Smart Meters¶
This example uses the following datasets to predict peoples' electricity consumption. You can download the Jupyter Notebook of the study here. We'll use the following datasets:
- dateUTC: Date and time of the record
- meterID: Smart meter ID
- value: Electricity consumed during 30 minute interval (in kWh)
- dateUTC: Date and time of the record
- temperature: Temperature
- humidity: Humidity
- longitude: Longitude
- latitude: Latitude
- residenceType: 1 for Single-Family; 2 for Multi-Family; 3 for Appartement
We will follow the data science cycle (Data Exploration - Data Preparation - Data Modeling - Model Evaluation - Model Deployment) to solve this problem.
Initialization¶
This example uses the following version of VerticaPy:
import verticapy as vp
vp.__version__
Create vDataFrames of the datasets:
sm_consumption = vp.read_csv("data/smart_meters/sm_consumption.csv")
sm_weather = vp.read_csv("data/smart_meters/sm_weather.csv")
sm_meters = vp.read_csv("data/smart_meters/sm_meters.csv")
display(sm_consumption)
display(sm_weather)
display(sm_meters)
Data Exploration and Preparation¶
Predicting energy consumption in households is very important. Surges in electricity use could cause serious power outages. In our case, we'll be using data on general household energy consumption in Ireland to predict consumption at various times.

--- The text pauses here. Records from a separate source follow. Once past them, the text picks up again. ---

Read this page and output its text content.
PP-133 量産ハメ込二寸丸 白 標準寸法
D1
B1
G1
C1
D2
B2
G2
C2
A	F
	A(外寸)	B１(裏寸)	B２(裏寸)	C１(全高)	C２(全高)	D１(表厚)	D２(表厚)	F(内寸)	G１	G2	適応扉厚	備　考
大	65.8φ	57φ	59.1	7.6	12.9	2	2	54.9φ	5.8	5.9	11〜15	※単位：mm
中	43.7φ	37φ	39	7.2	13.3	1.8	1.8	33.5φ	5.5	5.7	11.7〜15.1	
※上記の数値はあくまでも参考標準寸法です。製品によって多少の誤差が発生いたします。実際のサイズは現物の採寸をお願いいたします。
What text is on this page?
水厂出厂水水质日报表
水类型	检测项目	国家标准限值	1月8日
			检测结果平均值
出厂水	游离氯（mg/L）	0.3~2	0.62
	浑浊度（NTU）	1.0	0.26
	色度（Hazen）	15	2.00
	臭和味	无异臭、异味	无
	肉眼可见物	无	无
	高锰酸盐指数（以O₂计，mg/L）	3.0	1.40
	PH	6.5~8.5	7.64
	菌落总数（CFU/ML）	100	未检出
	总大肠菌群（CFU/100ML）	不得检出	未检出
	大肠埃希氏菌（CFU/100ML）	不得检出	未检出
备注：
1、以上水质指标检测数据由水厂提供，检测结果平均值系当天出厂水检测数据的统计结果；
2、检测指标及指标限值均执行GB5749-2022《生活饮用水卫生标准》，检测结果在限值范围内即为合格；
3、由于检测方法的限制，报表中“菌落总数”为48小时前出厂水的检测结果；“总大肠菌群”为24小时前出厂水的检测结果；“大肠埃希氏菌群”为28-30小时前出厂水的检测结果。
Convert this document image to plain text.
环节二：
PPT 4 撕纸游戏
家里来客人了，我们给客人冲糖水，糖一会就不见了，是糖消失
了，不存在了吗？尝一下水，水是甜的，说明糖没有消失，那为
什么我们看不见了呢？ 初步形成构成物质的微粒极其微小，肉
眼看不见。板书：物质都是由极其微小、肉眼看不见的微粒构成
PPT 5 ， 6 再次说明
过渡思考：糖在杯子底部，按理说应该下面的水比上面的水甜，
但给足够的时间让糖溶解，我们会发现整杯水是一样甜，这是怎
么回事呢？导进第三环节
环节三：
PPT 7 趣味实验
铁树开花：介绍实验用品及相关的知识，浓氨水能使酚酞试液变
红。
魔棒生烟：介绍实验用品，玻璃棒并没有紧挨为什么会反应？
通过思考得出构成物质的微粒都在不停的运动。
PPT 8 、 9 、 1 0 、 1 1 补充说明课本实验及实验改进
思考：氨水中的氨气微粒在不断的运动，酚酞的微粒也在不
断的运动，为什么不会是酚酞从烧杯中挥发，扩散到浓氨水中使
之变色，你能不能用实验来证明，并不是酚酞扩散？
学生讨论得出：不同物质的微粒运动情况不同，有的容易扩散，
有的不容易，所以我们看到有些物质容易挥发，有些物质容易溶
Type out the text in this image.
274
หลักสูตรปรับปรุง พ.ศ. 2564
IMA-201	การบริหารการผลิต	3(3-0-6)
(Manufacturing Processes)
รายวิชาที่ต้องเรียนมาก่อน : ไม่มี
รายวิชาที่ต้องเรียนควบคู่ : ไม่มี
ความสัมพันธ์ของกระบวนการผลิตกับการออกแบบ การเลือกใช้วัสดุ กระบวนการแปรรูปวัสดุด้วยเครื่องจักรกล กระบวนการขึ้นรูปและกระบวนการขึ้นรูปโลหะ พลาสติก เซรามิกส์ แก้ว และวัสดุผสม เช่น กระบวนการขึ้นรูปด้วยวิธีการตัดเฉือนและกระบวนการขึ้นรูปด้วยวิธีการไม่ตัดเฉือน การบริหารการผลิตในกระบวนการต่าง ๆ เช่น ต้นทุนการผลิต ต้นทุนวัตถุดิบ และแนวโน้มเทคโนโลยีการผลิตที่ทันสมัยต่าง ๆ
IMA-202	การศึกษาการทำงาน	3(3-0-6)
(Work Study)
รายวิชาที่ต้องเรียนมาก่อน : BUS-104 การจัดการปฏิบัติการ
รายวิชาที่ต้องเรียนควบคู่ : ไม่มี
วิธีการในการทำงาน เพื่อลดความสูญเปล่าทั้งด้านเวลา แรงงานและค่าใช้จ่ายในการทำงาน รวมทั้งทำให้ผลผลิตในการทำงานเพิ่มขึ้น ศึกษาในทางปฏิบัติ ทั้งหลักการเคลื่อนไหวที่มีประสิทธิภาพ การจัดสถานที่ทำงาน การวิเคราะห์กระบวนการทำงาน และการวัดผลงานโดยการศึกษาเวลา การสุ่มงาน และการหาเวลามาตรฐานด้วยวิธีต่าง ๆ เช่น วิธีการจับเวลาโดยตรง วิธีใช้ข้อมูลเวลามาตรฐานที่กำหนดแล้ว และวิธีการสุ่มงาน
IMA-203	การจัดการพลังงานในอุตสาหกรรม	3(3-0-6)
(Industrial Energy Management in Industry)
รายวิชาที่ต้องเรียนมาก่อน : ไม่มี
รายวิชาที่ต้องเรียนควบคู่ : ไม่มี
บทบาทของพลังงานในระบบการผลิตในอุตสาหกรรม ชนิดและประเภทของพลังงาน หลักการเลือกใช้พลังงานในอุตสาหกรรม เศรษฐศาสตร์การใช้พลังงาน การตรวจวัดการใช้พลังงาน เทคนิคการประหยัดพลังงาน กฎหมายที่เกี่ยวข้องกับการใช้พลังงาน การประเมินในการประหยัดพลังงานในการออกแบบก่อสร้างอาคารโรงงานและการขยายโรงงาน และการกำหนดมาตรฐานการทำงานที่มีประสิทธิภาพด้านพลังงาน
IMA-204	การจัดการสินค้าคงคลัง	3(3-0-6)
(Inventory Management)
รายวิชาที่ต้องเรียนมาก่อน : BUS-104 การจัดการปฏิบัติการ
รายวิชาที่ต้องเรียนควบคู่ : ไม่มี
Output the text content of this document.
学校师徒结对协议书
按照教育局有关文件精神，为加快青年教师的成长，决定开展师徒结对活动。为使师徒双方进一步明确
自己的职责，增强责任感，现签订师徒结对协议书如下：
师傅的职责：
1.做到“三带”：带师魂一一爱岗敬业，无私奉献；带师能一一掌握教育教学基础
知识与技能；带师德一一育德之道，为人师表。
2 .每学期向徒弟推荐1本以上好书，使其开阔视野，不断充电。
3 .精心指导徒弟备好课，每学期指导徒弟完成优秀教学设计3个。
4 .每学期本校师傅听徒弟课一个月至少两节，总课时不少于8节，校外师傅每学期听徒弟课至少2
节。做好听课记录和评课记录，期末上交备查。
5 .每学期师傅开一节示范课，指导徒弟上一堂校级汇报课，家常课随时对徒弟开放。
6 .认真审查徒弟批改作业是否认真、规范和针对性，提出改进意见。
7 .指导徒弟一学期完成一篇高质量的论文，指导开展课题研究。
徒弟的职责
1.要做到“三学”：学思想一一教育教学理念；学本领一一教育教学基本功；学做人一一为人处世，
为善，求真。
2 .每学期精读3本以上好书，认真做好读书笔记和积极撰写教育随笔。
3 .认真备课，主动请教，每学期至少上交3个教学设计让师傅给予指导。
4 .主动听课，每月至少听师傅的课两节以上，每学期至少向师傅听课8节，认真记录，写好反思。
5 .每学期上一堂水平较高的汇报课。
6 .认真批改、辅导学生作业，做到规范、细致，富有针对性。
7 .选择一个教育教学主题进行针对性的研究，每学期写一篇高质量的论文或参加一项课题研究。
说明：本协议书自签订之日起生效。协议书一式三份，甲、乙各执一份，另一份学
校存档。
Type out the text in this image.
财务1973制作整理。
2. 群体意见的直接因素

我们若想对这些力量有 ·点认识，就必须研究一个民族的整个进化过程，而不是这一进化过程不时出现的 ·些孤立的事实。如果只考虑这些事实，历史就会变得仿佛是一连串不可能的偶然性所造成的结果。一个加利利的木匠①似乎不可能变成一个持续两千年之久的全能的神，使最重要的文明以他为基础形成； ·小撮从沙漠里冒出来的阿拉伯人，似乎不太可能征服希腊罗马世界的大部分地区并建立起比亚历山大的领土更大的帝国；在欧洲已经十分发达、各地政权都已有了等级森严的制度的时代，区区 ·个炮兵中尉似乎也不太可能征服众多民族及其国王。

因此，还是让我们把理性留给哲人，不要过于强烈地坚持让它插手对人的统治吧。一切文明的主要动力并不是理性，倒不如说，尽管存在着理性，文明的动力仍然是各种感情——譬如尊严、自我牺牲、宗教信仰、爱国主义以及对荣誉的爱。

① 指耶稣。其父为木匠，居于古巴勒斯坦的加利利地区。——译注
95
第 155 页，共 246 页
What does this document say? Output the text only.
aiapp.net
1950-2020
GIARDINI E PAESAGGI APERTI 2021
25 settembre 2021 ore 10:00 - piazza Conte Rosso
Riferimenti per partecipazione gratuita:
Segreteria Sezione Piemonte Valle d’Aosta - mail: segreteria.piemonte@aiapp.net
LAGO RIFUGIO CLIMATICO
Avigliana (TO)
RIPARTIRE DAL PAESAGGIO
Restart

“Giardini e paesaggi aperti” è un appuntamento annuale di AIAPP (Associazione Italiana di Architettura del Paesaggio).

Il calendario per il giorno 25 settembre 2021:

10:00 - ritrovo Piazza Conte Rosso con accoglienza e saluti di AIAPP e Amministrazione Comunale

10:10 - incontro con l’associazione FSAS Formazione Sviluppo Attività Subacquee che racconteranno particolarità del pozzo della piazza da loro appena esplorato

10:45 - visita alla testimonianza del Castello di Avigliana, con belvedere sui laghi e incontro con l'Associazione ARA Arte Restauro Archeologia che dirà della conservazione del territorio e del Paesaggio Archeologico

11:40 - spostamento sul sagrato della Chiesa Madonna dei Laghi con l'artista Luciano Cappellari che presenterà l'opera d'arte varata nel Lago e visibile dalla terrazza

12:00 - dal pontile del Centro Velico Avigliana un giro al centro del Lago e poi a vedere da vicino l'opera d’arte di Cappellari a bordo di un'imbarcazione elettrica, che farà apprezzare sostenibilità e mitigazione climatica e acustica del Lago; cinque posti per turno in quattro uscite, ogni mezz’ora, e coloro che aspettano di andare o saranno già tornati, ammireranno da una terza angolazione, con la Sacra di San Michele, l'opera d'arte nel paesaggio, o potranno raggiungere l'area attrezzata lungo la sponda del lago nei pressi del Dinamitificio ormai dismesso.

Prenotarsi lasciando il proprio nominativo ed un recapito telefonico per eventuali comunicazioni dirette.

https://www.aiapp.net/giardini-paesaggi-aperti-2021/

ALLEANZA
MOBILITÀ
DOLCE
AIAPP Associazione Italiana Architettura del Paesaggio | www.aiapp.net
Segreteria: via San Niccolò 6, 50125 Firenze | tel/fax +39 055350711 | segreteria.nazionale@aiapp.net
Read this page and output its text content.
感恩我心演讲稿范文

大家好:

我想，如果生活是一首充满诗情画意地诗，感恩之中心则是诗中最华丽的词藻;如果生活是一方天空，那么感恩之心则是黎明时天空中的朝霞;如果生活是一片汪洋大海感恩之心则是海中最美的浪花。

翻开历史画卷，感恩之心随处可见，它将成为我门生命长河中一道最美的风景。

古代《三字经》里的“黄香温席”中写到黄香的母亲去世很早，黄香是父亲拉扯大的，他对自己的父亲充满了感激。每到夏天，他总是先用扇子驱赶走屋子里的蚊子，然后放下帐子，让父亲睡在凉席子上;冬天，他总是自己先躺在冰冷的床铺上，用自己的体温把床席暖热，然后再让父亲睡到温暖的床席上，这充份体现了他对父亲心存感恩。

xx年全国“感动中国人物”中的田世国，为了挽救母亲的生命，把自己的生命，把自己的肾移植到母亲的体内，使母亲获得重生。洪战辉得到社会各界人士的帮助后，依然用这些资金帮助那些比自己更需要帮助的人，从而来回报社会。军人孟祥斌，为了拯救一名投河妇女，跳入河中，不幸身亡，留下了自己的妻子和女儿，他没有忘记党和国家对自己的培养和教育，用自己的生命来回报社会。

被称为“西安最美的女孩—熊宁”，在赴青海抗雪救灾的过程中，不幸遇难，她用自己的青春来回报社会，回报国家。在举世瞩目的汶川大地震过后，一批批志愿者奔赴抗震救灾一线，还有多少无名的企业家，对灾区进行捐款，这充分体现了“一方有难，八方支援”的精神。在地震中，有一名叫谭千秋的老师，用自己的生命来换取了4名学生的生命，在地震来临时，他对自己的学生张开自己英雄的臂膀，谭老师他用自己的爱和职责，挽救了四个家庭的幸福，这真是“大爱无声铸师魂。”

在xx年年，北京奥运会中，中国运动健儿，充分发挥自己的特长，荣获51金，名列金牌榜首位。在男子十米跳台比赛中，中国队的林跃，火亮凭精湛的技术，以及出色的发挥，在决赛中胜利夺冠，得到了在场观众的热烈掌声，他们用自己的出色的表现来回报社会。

In order to join the different data sources, we need to assume that the weather will be approximately the same across the entirety of Ireland. We'll use the date and time as the key to join 'sm_weather' and 'sm_consumption'.
Joining different datasets with interpolation
In VerticaPy, you can interpolate joins; Vertica will find the closest timestamp to the key and join the result.
sm_consumption_weather = sm_consumption.join(
sm_weather,
how = "left",
on_interpolate = {"dateUTC": "dateUTC"},
expr1 = ["dateUTC", "meterID", "value"],
expr2 = ["humidity", "temperature"])
display(sm_consumption_weather)
Segmenting Latitude & Longitude using Clustering
The dataset 'sm_meters' is pretty important. In particular, the type of residence is probably a good predictor for electricity usage. We can create clusters of the different regions with k-means clustering based on longitude and latitude. Let's find the most suitable 'k' using an elbow curve and scatter plot.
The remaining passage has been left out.